周囲の景色もほぼ消え去り。残るは、足元の草原のみ。
消えた世界の代わりに現れたのは、何処までも続く深淵。
「必ず……必ず、二人を助ける」
「うん。待ってるよ」
「見つけてね? 必ずよ? だっていっぱい話したい事があるのだもの」
「っ!」
そんな最後の言葉を残して。金の粒子となり、消えた茉白と玄香。
残されたのは、僕だけ。
足元の草も遂に消えて何も見えない。
立っているのか、それとも寝ているのか。
五感の全てを奪われて僕は、自分すらも認識が出来ない。
「っ!」
こんな事になるなら最後にもっと話をしておくべきだった。
もっと二人の姿を目に焼き付けておくべきだった。
止めどない後悔が僕を襲う。
数少ない与えられた猶予をぞんざいに扱ったさっきの自分を。
思い切り罵ってやりたい。
けれども既に零れてしまった水は。もう如何にも出来ない。
時の流れと言う不可逆的なシステムは、本当に残酷だ。
「それでもっ!」
僕は、必死に二人の顔を思い浮かべる。
忘れたくない。忘れてはならない。
空っぽな僕に唯一与えられたこの五日間の記憶。
色とりどりの表情を。声を。温もりを。
誰からも奪われぬよう僕は、抗い続けた。
「次も絶対に——」
二人と再会する為に。
そんな闇の中。僕の前に何かが姿を現す。
それは、この五日間で何度も目にしたもの。
全ての元凶だ。
「何で……此処に」
『兎と亀』
確か絵本だけは、宿に置いて来た筈。
持って来たのは、胸ポケットに仕舞ってある写真と手紙だけ。
忌々しい絵本は、何をする訳でもなく。
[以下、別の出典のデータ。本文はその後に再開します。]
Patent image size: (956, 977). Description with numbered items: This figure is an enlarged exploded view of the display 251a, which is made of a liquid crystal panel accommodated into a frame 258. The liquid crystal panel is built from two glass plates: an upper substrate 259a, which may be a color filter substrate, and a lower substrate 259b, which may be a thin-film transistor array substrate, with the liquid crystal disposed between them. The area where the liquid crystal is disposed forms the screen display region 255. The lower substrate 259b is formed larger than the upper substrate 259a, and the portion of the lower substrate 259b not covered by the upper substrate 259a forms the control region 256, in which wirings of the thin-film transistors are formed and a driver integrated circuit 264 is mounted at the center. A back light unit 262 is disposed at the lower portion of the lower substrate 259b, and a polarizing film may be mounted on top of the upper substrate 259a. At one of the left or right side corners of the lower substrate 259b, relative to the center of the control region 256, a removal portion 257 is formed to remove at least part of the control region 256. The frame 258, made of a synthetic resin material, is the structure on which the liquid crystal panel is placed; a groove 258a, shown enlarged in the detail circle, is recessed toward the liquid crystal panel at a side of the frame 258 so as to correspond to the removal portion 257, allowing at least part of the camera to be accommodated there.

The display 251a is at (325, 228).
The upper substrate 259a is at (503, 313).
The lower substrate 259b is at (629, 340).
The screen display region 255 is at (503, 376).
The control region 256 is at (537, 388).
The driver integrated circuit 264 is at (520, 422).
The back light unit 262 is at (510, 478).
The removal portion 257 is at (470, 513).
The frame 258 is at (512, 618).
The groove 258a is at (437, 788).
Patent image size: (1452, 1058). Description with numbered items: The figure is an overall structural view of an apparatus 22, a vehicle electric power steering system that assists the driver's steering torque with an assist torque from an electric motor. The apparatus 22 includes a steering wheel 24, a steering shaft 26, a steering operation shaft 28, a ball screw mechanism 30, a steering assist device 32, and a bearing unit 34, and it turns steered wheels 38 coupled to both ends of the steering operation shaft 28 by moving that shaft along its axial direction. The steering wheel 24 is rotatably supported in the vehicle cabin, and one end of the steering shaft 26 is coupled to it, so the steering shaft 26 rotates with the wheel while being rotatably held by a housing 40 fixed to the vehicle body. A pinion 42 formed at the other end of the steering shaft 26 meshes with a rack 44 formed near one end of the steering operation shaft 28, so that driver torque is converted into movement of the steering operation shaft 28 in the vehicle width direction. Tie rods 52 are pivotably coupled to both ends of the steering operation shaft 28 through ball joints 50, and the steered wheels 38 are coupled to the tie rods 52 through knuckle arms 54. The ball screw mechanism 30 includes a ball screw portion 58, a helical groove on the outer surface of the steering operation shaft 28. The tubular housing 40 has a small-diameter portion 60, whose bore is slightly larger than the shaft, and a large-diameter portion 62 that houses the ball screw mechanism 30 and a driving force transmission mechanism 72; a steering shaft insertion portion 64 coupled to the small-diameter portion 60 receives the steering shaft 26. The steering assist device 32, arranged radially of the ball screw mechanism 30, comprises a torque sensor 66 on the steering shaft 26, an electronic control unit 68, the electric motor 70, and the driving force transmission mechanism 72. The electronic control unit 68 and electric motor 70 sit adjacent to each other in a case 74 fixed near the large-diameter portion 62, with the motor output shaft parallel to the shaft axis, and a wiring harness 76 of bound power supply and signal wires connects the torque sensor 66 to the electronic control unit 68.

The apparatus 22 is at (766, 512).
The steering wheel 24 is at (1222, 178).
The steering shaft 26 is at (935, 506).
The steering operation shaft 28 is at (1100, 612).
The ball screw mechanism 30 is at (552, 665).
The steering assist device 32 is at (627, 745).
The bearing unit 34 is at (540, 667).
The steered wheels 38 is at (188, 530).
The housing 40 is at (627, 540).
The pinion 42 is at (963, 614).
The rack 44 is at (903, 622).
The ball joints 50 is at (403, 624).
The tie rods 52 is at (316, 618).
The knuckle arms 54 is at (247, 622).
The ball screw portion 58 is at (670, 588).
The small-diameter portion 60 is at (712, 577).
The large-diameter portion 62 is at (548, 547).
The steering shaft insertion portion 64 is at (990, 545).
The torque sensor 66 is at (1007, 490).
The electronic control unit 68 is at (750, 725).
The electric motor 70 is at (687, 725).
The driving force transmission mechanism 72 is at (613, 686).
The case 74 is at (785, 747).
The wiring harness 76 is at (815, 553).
僕をあざ笑うかの様に虚空を漂っていた。
そんな絵本の隣に新たな一冊の本が何処からともなく浮かび上がって来る。
「なるほど……次か」
それが何を意味するかは、直ぐに分かった。
表紙もタイトルも分からない。
全てが謎に包まれた本へ僕は、ゆっくりと手を伸ばす。
その先に一体何が待ち受けているのだろうか。
でも未知の恐怖に恐れ戦いている暇は。
僕に無い。
それにどんな困難が待ち受けていようとも。
僕は、それらに立ち向かう勇気を二人から貰ったのだ。
前へ進む事に少しも迷いは無い。
本に僕の手が触れた瞬間、胸ポケットから白い光が漏れ出して辺りを染めて行く。
真っ白な光に駆逐されて行く暗闇を。
見届けた後。
僕の意識は完全に途絶えてしまった。